Could you say what you’re trying to say better? Is your tone conveying the message you want people to receive? And are you maintaining a balance between requests and letting people know you appreciate them?
Know Your Employees Goals
The best bosses know their employees. The people who work for them aren’t just pawns to be moved across a chessboard—they’re valued people who they take time to get to know outside of work.
One area good bosses really hone in on is understanding their employee’s professional goals. What do they want out of working there? Where do they want to be in five years?
It may seem too personal, but speaking individually with employees about their goals helps for many reasons. You’ll build rapport with people and gather valuable information.
For example, you’ll know who is interested in potential leadership opportunities when they arise.
A little “thank you” goes a long way. It’s easy to overthink how to be a good manager, but this is about as simple and effective as it gets.
Studies show that 79 percent of people who quit jobs due to their boss say a lack of appreciation was a major reason. That’s 4 out of 5 employees. It’s no understatement that saying thank you is absolutely imperative to keep your best staff on your payroll.
Gratitude doesn’t always have to mean a cash bonus or an expensive employee lunch. It can also be as simple as saying thank you or giving out cards explaining why you appreciate your people.
You might consider having your employees take the love language test. This will give you valuable information as to how people who work for you like to feel appreciated.
For some, words or quality time is enough. For others, a physical gift might be the key to their heart.
The best leaders understand the value of delegation. They recognize that you can’t do this—whatever this looks like for you—on their own.

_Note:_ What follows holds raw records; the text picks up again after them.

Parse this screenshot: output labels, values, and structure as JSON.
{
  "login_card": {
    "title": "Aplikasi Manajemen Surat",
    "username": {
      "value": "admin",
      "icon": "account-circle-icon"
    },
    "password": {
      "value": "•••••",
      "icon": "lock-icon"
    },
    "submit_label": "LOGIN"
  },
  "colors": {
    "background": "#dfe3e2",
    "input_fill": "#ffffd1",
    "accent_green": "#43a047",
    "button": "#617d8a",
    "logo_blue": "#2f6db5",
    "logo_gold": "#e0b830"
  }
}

The sooner you apply this to your business, the better. Employees are desperate for challenges and the authority to make their own choices. You’re paying them to do a job, so let them do it!
Micromanagement and manipulation are some of the worst traits a boss can develop. You wouldn’t want someone to do that to you. Make sure you aren’t doing it to your people, either.
How to Be a Better Boss
Knowing how to be a better boss can feel overwhelming. It’s lonely at the top, but being a great leader is a lot simpler than many areas of business.
Ultimately, it comes down to treating your employees with respect and empathizing with them. Showing them you value and respect their contributions while not taking your own position too seriously is key to keeping your best staff around.